'China's green train carries a small society'
China Daily

China's green train Photo/VCG

It is Chinese tradition to go home during the Spring Festival. In the past few days, people from all over the world have set out to travel thousands of miles, across mountains and rivers, and embarked on the road to their hometowns. In the decades before highspeed trains became popular, green trains were an important link between people living away from home and their hometowns. Now people are increasingly inclined to choose the shorter, better facilities of high-speed railway and airplanes, rather than the slow green trains.

In fact, since the 1990s, as China's railroad traffic continues to speed up, the elimination and transformation of old green trains are also increasing. But why can we still see them galloping across China today? If the high-speed railway represents the speed of China, the green train represents the warmth of China. Whether in the past or now, their existence has extraordinary significance.

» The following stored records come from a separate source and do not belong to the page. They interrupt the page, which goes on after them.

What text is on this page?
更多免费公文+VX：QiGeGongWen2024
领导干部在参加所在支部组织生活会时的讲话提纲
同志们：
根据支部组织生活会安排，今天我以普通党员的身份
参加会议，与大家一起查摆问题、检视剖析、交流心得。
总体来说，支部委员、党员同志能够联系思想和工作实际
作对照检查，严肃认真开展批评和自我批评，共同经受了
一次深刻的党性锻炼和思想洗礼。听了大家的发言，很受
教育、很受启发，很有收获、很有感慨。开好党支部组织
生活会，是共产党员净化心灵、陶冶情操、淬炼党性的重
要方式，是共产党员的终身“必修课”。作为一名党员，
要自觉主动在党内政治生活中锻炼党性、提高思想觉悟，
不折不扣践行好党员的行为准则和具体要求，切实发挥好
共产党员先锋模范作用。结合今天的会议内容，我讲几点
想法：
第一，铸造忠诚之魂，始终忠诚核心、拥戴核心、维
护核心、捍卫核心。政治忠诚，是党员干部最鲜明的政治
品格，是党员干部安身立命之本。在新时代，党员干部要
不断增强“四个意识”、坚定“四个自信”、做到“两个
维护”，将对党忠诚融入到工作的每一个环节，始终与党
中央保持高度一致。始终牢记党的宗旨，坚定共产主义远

First of all, the green train is a cultural symbol of an era. At the beginning of the founding of the People's Republic of China, China's industry was particularly weak, and could not even independently develop locomotives. In 1953, with the help of the Soviet Union, China developed a yellow-green train Type 21. Three years later, China independently designed and developed the railway passenger train Type 22, which still followed the yellow-green exterior design of the former, and went into mass production in 1959. Finally, Chinese people had their own railway passenger train. For a long time after the founding of the People's Republic of China, the train was almost the only means of transportation for Chinese people to travel far away.

In that context, people praised the development of industry and praised the green train, which made people's travel very convenient. Green trains also represent the hope and strength of the industrial era; the train driver who looked far away became the embodiment of the pioneer; the sweating stoker became the common image of the model worker; the heroes in many film and literature works were often railway workers, for example, the "Railway Guerrillas" which became the childhood memory of many people, and then the later "Female Driver", "The Dragon Through the Mountain", "The First Express" and "The Express Train" with many more following suit.

In addition, the green train still has a considerable market. Due to the low construction requirements, green trains can cover places that are temporarily inaccessible by high-speed railways. The maintenance and operation costs of the green train are not high, so the ticket price is much cheaper than that of the high-speed railway. In remote mountainous areas, in secluded towns, in scattered villages, there are countless families who rely on these green trains to "get out". In Daliang Mountain, the 5633 and the 5634 green trains have been running for half a century, still crossing the tracks in the mountains every day.

The train traverses the main settlement of the Yi people in Daliang Mountain, Sichuan Province, and travels from Puxiong to Panzhihua South. The journey lasts about 9 hours. The route is 353 kilometers long, with the highest ticket price of 25.5 yuan and the lowest ticket price of 2 yuan. There are no fixed seats in the train, so passengers can freely choose where to sit. Sometimes, local villagers' poultry and livestock may travel with passengers. For the railway department, running this line should be a money-losing deal, but this train benefits the people and helps the poor. For thousands of years, Daliang Mountain has been restricted by traffic isolation, and was once one of the poorest regions in China. After the opening of the 5633 and 5634 train in 1971, it has become the first choice for the Yi people along the route for business, market, medical treatment, education, and visiting relatives and friends.

Today, high-speed railway makes long journeys shorter and people are more accustomed to lowering their heads and swiping their phones to kill time. In contrast, the green train is a long journey, but filled with human connections. Once you get on the green train, you enter a lively and earthy world. People of all kinds are crowded in a narrow space. Here, you can see potbellied middle-aged uncles, old grannies sleeping with their heads askew, lively and naughty children running around in the trains, women with cigarettes between their fingers, young girls dressed in fashionable clothes, elegant and quiet boys, and so many more characters. In those days there were no private cars, and few people took airplanes. Most people were crammed on the slow green trains, with each other undisguised, chatting and gossiping without worry or defense. In the eyes of American travel writer Paul Theroux, China's green train carries a small society. In this moving green train, people are eating sunflower seeds, playing cards and talking about the world. In his book, he wrote that "the Chinese 'live' on trains," and the train is not just a means of transportation, "it is part of the country".

No matter in the past or now, the green train has always carried the dream of countless people to travel far and aspire to a better life. García Márquez, the author of One Hundred Years of Solitude, wrote, "Life is not the days we live, but the days we remember, the days we recreate in our memories." The appeal of the green train lies not only in its manifestation of industrial power and mechanical aesthetics, but also in the historical memory attached to it. The green train for some people may be a period of schooling, or it may be the time to go home for their annual Spring Festival reunion, or it may be the years of wandering. From the green train to the high-speed railway, China's railway industry has undergone tremendous changes. Today, the green train is still an important part of the national railway. The melodious whistle of the old train may disappear, but the green color will still carry countless hopes and dreams to run across the vast land of China.

Wang Tiantian is a student at School of Translation Studies of Shandong University. The views don't necessarily represent those of China Daily and China Daily website.